In spite of Helen’s earnest efforts to keep her chum quiet and save the ankle from further injury, Ruth could not sit still. She was the victim of an intolerable restlessness; inertia was positive agony to her.

She had another conference with her cameramen. They took her to the chest in which they had locked up the precious, daylight loaded films.

With lugubrious countenance Schultz, Traymore and Atwater showed her the padlock that had been forced in their absence, the place where the stolen magazines had rested.

The films necessary for the day’s work of the cameramen are contained in daylight loading boxes, or magazines. These magazines are carefully loaded in a dark room and so become daylight loading in the camera. Ruth knew that in the motion picture camera, these magazines are interchangeable, the film passing out of the top magazine through the mechanism of the camera and into the lower magazine. Here it is wound up and carefully protected against light, to be developed later in the laboratory. The lower box is called the “take-up magazine,” and when this is removed the top magazine is put in its place and a freshly loaded box takes the place of the empty one.

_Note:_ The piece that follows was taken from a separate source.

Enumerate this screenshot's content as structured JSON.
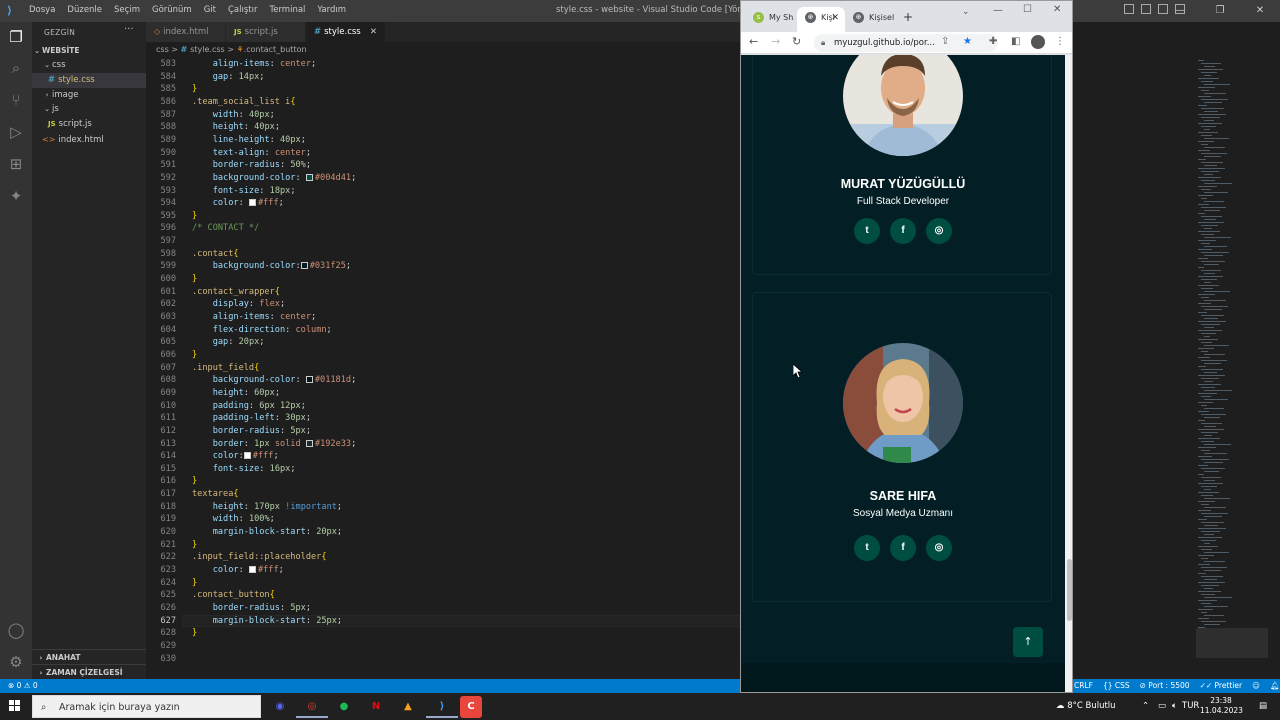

It was two of these precious take-up magazines, neatly labeled as to the exact nature of their contents, that had been filched from the chest.

“I wonder,” said Ruth moodily, “why the thief did not take them all?”

“If there were only one or two men operating they could not get away with any more,” said Traymore, haggard lines of worry on his usually merry countenance. “I can’t tell you how sorry I am that this has happened, Miss Fielding. I could hardly sleep last night——”

“I guess none of us could!” Again Ruth’s worry made her words more brusque than she intended. “We must have the locks replaced at once, and please see that some one guards this chest night and day from now on. Although,” she added unhappily, speaking more to herself than to Traymore, “it is very much like locking the stable after the favorite colt is gone!”

After this conference it was impossible for Ruth to remain quiet.

“Let’s get a couple of mounts somewhere and ride up in the woods a way,” she suggested to Helen. “Certainly that can’t hurt my miserable old ankle.”